Critical Infrastructure AI Risk Assessment and Containment
Define a sector-specific risk assessment process for AI systems deployed in critical infrastructure environments — including energy, water, transportation, and financial market infrastructure — that addresses operational technology (OT) blast-radius containment, consequence-of-failure analysis, and cross-sector dependency risk distinct from standard enterprise AI risk frameworks.
Insurance Sector AI Documentation Standards
Establish documentation standards for AI systems used in insurance underwriting, claims adjudication, pricing, and fraud detection that meet state insurance commissioner market conduct examination expectations, NAIC model bulletin requirements, and applicable state-level algorithmic accountability obligations.
National Security and Dual-Use AI Risk Assessment
Establish a risk assessment process for AI systems and AI research activities that could constitute dual-use technology — with applications in both commercial and national security or weapons contexts — addressing BIS export control obligations, ITAR compliance for defense applications, dual-use research of concern protocols, and foreign adversarial misuse monitoring.
Self-Hosted Open-Weight AI Model Governance
Establish an intake policy and governance controls for AI model weights downloaded from public repositories and deployed in the organization's own infrastructure, addressing integrity verification, license compliance, safety evaluation before deployment, and ongoing update management distinct from vendor-hosted AI procurement.

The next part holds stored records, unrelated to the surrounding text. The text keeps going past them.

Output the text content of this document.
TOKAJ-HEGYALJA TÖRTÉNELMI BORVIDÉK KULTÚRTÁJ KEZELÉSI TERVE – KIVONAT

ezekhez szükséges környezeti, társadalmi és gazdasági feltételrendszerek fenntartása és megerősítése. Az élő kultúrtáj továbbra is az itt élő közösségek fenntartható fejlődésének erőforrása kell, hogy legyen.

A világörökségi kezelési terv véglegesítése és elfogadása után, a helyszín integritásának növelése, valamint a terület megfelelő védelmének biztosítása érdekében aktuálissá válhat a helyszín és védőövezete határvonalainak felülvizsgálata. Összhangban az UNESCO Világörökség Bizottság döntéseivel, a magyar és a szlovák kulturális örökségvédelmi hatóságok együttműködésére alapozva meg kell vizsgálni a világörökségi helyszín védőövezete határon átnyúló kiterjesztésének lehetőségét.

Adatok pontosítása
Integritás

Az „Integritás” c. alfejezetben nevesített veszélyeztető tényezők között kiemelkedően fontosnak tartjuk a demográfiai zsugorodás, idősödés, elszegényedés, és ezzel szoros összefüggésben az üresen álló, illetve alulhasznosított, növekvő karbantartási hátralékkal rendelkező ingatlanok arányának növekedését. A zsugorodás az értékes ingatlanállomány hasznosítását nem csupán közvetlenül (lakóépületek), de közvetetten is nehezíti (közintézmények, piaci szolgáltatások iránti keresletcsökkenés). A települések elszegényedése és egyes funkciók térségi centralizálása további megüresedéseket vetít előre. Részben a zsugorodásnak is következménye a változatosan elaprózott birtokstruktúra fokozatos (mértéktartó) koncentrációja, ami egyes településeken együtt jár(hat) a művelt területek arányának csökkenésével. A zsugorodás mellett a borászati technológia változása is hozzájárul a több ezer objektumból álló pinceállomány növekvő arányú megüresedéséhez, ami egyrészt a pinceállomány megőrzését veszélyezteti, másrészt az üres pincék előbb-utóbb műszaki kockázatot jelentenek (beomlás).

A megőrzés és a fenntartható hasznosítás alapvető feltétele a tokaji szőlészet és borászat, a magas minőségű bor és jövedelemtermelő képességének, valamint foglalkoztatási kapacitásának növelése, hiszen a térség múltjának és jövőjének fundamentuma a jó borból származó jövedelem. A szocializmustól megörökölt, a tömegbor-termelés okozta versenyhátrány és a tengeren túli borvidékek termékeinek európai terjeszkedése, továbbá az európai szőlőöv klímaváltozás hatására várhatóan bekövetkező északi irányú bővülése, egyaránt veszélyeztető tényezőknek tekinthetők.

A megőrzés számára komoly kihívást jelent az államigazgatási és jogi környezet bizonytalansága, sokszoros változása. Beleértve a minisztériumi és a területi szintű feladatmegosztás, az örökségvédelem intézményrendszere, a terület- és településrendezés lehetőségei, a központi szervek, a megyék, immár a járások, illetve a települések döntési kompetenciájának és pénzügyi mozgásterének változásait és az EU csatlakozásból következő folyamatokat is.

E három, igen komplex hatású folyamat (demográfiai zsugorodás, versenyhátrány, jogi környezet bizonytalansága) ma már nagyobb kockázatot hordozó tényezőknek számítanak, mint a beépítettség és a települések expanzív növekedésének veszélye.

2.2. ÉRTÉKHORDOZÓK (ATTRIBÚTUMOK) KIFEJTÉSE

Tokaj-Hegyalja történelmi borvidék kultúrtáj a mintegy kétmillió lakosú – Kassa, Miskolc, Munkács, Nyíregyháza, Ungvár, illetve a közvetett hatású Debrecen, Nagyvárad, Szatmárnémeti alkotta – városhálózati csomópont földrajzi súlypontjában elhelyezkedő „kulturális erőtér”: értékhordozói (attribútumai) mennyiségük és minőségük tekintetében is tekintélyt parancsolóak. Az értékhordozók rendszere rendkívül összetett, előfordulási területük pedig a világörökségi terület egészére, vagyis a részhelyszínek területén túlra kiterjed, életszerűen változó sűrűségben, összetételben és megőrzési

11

Consumer and External AI Tool Acceptable Use Policy
Establish an acceptable use policy for employee and contractor use of consumer-grade and externally hosted AI tools — including public AI assistants, browser-based AI tools, and AI-enabled SaaS features — that defines permitted uses, data handling restrictions, access controls, and onboarding attestation requirements to manage shadow AI risk.
AI-Specific External Complaints and Redress Mechanism
Design and operate a formal mechanism for external parties — customers, employees, subjects of AI decisions, and members of the public — to submit complaints about AI system outputs or decisions, receive timely responses, access human review of AI-assisted decisions upon request, and obtain meaningful redress where the AI decision was incorrect or unfair.
AI System Algorithm Register
Design and maintain a standardized register of deployed AI systems — public-facing or internal — that documents each system's purpose, decision scope, risk classification, data inputs, and accountability contacts, meeting emerging algorithmic accountability requirements from the EU AI Act, New York Local Law 144, Amsterdam-model algorithm registers, and equivalent frameworks.